Resulta asombrosa y magnífica la agencia de investigación del detective Morales, instalada en uno de los locales de un centro comercial, que resuelve sus casos con la ayuda de los empleados de la peluquería vecina, su amante Fanny, enferma de cáncer, un médico sin licencia y el fantasma de Dixon, un antiguo compañero de armas sólo visible para Morales y a quien él llama Lord Dixon.

En su última novela, Ramírez ironiza, parodia o critica hábilmente al gobierno de Daniel Ortega y su esposa y vicepresidenta Rosario Murillo, sin citarlos nunca.

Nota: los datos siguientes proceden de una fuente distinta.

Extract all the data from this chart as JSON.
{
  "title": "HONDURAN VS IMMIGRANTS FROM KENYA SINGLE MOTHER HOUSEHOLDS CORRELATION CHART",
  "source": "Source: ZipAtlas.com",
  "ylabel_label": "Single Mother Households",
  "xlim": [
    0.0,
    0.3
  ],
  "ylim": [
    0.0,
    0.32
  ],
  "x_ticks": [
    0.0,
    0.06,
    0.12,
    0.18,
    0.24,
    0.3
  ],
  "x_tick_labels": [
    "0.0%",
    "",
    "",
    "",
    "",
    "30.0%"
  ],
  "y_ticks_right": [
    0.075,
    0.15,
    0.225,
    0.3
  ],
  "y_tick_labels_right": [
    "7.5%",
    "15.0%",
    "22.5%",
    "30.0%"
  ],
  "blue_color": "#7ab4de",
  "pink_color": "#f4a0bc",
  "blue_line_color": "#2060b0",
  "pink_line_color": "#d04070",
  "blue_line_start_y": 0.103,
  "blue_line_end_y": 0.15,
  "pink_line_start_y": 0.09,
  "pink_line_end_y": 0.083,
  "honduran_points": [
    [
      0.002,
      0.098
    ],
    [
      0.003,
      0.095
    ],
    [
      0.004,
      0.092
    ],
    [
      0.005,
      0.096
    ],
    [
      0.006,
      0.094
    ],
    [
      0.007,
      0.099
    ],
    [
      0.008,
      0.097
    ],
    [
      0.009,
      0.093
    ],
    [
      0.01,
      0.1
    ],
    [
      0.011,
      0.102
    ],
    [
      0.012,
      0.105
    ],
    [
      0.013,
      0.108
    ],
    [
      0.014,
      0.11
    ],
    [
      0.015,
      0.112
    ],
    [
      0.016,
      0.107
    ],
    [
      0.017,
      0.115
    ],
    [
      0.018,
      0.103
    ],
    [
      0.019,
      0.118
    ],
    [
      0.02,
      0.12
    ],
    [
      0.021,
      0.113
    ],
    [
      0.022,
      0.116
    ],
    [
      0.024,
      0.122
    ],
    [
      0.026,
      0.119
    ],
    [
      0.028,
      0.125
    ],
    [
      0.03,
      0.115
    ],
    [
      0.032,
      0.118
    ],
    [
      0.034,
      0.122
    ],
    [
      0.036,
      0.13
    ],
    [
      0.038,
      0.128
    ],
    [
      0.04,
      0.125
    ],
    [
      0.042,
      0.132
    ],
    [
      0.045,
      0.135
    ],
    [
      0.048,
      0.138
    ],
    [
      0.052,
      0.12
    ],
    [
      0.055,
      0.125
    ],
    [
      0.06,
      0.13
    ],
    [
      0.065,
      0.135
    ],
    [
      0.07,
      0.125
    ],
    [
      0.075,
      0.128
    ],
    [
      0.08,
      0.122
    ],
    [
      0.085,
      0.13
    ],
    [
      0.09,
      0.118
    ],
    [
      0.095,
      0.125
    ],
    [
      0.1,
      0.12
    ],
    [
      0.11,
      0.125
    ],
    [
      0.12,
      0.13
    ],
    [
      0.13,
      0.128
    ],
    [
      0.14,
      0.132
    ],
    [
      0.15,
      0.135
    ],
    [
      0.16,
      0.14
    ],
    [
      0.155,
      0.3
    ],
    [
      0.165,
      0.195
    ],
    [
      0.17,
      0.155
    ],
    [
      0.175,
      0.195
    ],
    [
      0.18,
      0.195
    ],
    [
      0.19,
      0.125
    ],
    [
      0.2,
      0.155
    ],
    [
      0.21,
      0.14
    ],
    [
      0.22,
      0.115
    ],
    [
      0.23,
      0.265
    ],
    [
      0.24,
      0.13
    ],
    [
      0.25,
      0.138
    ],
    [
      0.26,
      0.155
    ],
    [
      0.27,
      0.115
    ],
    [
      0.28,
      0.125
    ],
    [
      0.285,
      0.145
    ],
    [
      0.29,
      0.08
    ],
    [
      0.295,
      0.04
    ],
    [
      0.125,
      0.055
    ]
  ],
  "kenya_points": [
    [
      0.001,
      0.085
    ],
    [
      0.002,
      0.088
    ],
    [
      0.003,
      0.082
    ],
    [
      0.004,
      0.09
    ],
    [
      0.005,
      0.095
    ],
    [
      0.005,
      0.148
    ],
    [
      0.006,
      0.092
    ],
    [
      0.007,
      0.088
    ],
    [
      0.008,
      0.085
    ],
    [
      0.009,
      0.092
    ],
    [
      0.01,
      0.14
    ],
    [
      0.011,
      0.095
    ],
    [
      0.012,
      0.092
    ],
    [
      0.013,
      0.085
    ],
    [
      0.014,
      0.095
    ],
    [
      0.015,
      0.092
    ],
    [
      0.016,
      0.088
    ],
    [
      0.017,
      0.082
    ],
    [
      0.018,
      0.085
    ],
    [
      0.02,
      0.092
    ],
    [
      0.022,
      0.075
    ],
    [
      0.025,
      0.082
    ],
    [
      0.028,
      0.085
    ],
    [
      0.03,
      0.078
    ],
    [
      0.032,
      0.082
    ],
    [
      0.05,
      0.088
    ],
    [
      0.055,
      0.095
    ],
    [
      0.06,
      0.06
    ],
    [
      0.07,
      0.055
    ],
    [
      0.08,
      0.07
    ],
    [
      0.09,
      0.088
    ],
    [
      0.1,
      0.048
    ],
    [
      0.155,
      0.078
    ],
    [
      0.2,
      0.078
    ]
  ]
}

Sólo una vez aparece la primera dama en segundo plano, cuando el jefe de la policía, apodado Tongolele, llama a un número de teléfono secreto y conversa con “la voz que todo el país conocía gracias a las cadenas nacionales de radio y televisión”; la llama “compañera” y recibe de ella las órdenes pertinentes al caso.

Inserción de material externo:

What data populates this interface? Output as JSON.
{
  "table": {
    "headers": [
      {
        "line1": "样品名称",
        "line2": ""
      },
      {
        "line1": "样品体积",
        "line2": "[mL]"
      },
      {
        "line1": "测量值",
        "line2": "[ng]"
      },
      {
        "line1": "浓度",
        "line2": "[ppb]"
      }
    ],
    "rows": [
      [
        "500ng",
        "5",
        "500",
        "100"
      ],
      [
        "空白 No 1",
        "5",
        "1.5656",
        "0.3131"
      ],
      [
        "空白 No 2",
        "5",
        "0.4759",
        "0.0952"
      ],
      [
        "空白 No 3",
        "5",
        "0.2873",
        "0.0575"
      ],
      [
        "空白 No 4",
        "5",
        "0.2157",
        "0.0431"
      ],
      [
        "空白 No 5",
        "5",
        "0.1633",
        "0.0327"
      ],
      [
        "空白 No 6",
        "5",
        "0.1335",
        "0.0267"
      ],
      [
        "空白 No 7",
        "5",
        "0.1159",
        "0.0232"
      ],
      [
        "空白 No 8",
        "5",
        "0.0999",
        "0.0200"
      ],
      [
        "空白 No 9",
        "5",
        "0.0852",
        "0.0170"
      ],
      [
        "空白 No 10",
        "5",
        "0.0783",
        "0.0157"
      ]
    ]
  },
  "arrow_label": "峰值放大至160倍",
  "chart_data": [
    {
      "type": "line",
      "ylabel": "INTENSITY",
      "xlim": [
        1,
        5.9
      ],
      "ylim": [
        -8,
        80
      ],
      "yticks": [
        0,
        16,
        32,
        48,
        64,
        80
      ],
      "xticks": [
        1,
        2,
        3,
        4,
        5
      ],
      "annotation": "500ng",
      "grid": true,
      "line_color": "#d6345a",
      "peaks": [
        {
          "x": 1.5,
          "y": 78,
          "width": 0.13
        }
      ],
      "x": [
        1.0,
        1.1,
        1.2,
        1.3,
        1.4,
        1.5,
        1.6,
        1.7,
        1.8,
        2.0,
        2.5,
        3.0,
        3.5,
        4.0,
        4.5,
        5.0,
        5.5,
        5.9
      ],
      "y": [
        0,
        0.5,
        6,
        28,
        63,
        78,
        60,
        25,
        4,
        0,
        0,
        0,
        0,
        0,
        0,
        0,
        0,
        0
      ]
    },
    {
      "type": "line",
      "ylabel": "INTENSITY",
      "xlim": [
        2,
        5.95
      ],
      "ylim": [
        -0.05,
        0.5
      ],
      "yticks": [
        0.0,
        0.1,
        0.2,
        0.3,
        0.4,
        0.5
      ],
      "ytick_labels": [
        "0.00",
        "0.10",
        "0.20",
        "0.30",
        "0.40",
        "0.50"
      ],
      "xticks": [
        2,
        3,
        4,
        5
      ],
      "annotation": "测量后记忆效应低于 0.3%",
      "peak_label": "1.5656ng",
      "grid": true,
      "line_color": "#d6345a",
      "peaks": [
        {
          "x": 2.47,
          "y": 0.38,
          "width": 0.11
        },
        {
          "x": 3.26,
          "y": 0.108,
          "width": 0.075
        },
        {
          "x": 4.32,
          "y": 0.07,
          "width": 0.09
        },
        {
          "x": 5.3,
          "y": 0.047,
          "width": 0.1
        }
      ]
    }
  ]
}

En otro pasaje, el detective Morales pasea en coche con Don Narciso, absoluto admirador del régimen, que le muestra las señales del desarrollo urbanístico de Managua, entre ellas los arbolatas, designación popular para unas monumentales esculturas metálicas de colores con forma de árboles, revestidas de luces led: “las estructuras metálicas de los árboles de la vida mandados a sembrar por la primera dama poblaban el camellón central y los espaldones de la carretera formando un bosque inmenso y extraño”.

Pero los relatos de Ramírez no son crónica negra. La gente de sus cuentos y novelas vive, respira y ama a contra corriente y, citando otra vez a Fernando Larranz, el escritor (y de su mano el lector) “todavía es capaz de encontrar entre el tejido social que puebla su relato, si no intactos, restos de viejos ideales que orientaron el derrocamiento del dictador y el intento de la utopía revolucionaria”.

En efecto, a pesar del desengaño y del aparente cinismo universal, perviven, ya consumido el tiempo de la épica, rescoldos de aquellos valores de justicia y solidaridad cuyo triunfo es ya imposible, pues no están refrendados por la ley ni por la policía, pero que guían a los personajes más positivos.

La obra literaria de Sergio Ramírez no es muy extensa, pero es profundamente verdadera y honesta, además de estar completamente enraizada en la tradición hispanoamericana. Nuestro reciente Premio Cervantes se mantiene en contacto con todo aquel que quiera conversar con él, a través del blog El Boomeran(g) (www.elboomeran.com) está atento a los autores jóvenes y, sobre todo, está atento a la evolución de su querido país, por quien llegó a darlo todo, hasta su escritura.